There’s no such thing as a perfect system, and even great successes like Tesla Motors can have a little trouble, such as a voluntary Tesla Model S recall announced today.
Tesla Motors has been nothing short of a miracle when it comes to marketing and producing an electric vehicle that is actually worth driving. While we are happy to see Tesla Motors making claims and then delivering, what about when something goes wrong? Some might think this is the perfect time to ignore the problem or shift the blame, but what does a voluntary Tesla Model S recall say about Tesla Motors as a company?
It makes me think of the Lexus Covenant, which I had nearly committed to memory when I was an aspiring and idealistic young technician, part of which says, “Lexus will do it right from the start. Lexus will treat each customer as we would a guest in our home.” I still believe in those words, and if you change Lexus to Tesla Motors, you can see that Tesla Motors CEO Elon Musk believes those words, too. [I can’t find that reference, someone help me out?]

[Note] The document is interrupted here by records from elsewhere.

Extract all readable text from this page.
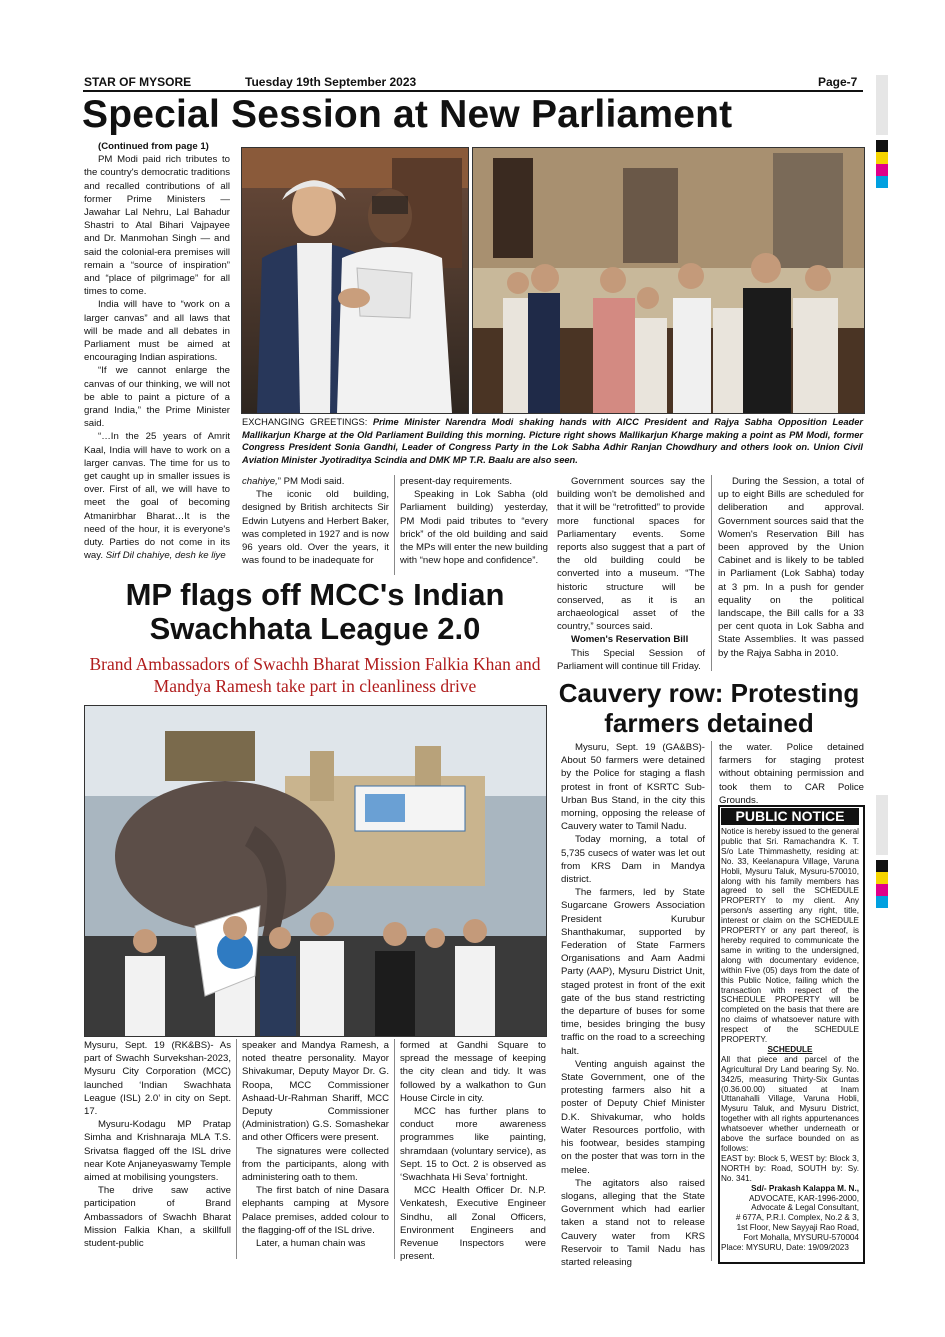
STAR OF MYSORE	Tuesday 19th September 2023	Page-7
Special Session at New Parliament
(Continued from page 1)

PM Modi paid rich tributes to the country's democratic traditions and recalled contributions of all former Prime Ministers — Jawahar Lal Nehru, Lal Bahadur Shastri to Atal Bihari Vajpayee and Dr. Manmohan Singh — and said the colonial-era premises will remain a “source of inspiration” and “place of pilgrimage” for all times to come.

India will have to “work on a larger canvas” and all laws that will be made and all debates in Parliament must be aimed at encouraging Indian aspirations.

“If we cannot enlarge the canvas of our thinking, we will not be able to paint a picture of a grand India,” the Prime Minister said.

“…In the 25 years of Amrit Kaal, India will have to work on a larger canvas. The time for us to get caught up in smaller issues is over. First of all, we will have to meet the goal of becoming Atmanirbhar Bharat…It is the need of the hour, it is everyone's duty. Parties do not come in its way. Sirf Dil chahiye, desh ke liye

EXCHANGING GREETINGS: Prime Minister Narendra Modi shaking hands with AICC President and Rajya Sabha Opposition Leader Mallikarjun Kharge at the Old Parliament Building this morning. Picture right shows Mallikarjun Kharge making a point as PM Modi, former Congress President Sonia Gandhi, Leader of Congress Party in the Lok Sabha Adhir Ranjan Chowdhury and others look on. Union Civil Aviation Minister Jyotiraditya Scindia and DMK MP T.R. Baalu are also seen.
chahiye,” PM Modi said.

The iconic old building, designed by British architects Sir Edwin Lutyens and Herbert Baker, was completed in 1927 and is now 96 years old. Over the years, it was found to be inadequate for

present-day requirements.

Speaking in Lok Sabha (old Parliament building) yesterday, PM Modi paid tributes to “every brick” of the old building and said the MPs will enter the new building with “new hope and confidence”.

Government sources say the building won't be demolished and that it will be “retrofitted” to provide more functional spaces for Parliamentary events. Some reports also suggest that a part of the old building could be converted into a museum. “The historic structure will be conserved, as it is an archaeological asset of the country,” sources said.

Women's Reservation Bill

This Special Session of Parliament will continue till Friday.

During the Session, a total of up to eight Bills are scheduled for deliberation and approval. Government sources said that the Women's Reservation Bill has been approved by the Union Cabinet and is likely to be tabled in Parliament (Lok Sabha) today at 3 pm. In a push for gender equality on the political landscape, the Bill calls for a 33 per cent quota in Lok Sabha and State Assemblies. It was passed by the Rajya Sabha in 2010.

MP flags off MCC's Indian Swachhata League 2.0
Brand Ambassadors of Swachh Bharat Mission Falkia Khan and Mandya Ramesh take part in cleanliness drive

Mysuru, Sept. 19 (RK&BS)- As part of Swachh Survekshan-2023, Mysuru City Corporation (MCC) launched ‘Indian Swachhata League (ISL) 2.0’ in city on Sept. 17.

Mysuru-Kodagu MP Pratap Simha and Krishnaraja MLA T.S. Srivatsa flagged off the ISL drive near Kote Anjaneyaswamy Temple aimed at mobilising youngsters.

The drive saw active participation of Brand Ambassadors of Swachh Bharat Mission Falkia Khan, a skillfull student-public

speaker and Mandya Ramesh, a noted theatre personality. Mayor Shivakumar, Deputy Mayor Dr. G. Roopa, MCC Commissioner Ashaad-Ur-Rahman Shariff, MCC Deputy Commissioner (Administration) G.S. Somashekar and other Officers were present.

The signatures were collected from the participants, along with administering oath to them.

The first batch of nine Dasara elephants camping at Mysore Palace premises, added colour to the flagging-off of the ISL drive.

Later, a human chain was

formed at Gandhi Square to spread the message of keeping the city clean and tidy. It was followed by a walkathon to Gun House Circle in city.

MCC has further plans to conduct more awareness programmes like painting, shramdaan (voluntary service), as Sept. 15 to Oct. 2 is observed as ‘Swachhata Hi Seva’ fortnight.

MCC Health Officer Dr. N.P. Venkatesh, Executive Engineer Sindhu, all Zonal Officers, Environment Engineers and Revenue Inspectors were present.

Cauvery row: Protesting farmers detained

Mysuru, Sept. 19 (GA&BS)- About 50 farmers were detained by the Police for staging a flash protest in front of KSRTC Sub-Urban Bus Stand, in the city this morning, opposing the release of Cauvery water to Tamil Nadu.

Today morning, a total of 5,735 cusecs of water was let out from KRS Dam in Mandya district.

The farmers, led by State Sugarcane Growers Association President Kurubur Shanthakumar, supported by Federation of State Farmers Organisations and Aam Aadmi Party (AAP), Mysuru District Unit, staged protest in front of the exit gate of the bus stand restricting the departure of buses for some time, besides bringing the busy traffic on the road to a screeching halt.

Venting anguish against the State Government, one of the protesting farmers also hit a poster of Deputy Chief Minister D.K. Shivakumar, who holds Water Resources portfolio, with his footwear, besides stamping on the poster that was torn in the melee.

The agitators also raised slogans, alleging that the State Government which had earlier taken a stand not to release Cauvery water from KRS Reservoir to Tamil Nadu has started releasing

the water. Police detained farmers for staging protest without obtaining permission and took them to CAR Police Grounds.
PUBLIC NOTICE

Notice is hereby issued to the general public that Sri. Ramachandra K. T. S/o Late Thimmashetty, residing at: No. 33, Keelanapura Village, Varuna Hobli, Mysuru Taluk, Mysuru-570010, along with his family members has agreed to sell the SCHEDULE PROPERTY to my client. Any person/s asserting any right, title, interest or claim on the SCHEDULE PROPERTY or any part thereof, is hereby required to communicate the same in writing to the undersigned, along with documentary evidence, within Five (05) days from the date of this Public Notice, failing which the transaction with respect of the SCHEDULE PROPERTY will be completed on the basis that there are no claims of whatsoever nature with respect of the SCHEDULE PROPERTY.

SCHEDULE

All that piece and parcel of the Agricultural Dry Land bearing Sy. No. 342/5, measuring Thirty-Six Guntas (0.36.00.00) situated at Inam Uttanahalli Village, Varuna Hobli, Mysuru Taluk, and Mysuru District, together with all rights appurtenances whatsoever whether underneath or above the surface bounded on as follows:

EAST by: Block 5, WEST by: Block 3, NORTH by: Road, SOUTH by: Sy. No. 341.

Sd/- Prakash Kalappa M. N.,

ADVOCATE, KAR-1996-2000,

Advocate & Legal Consultant,

# 677A, P.R.I. Complex, No.2 & 3,

1st Floor, New Sayyaji Rao Road,

Fort Mohalla, MYSURU-570004

Place: MYSURU, Date: 19/09/2023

A voluntary Tesla Model S recall announced this morning regarding the strength of a bracket in the second-row seat. The bracket is bonded and welded at the factory, each of which, on their own, should be sufficient, but adjustments have compromised the redundant measures and the bracket isn’t as strong as Tesla Motors had designed. Still, there were no actual cases of the bracket breaking off or any accidents or injuries reported due to the defect. Cars produced after June 8, 2013 have already been corrected, but vehicles produced between May 10 and June 8 will need to be retrofitted.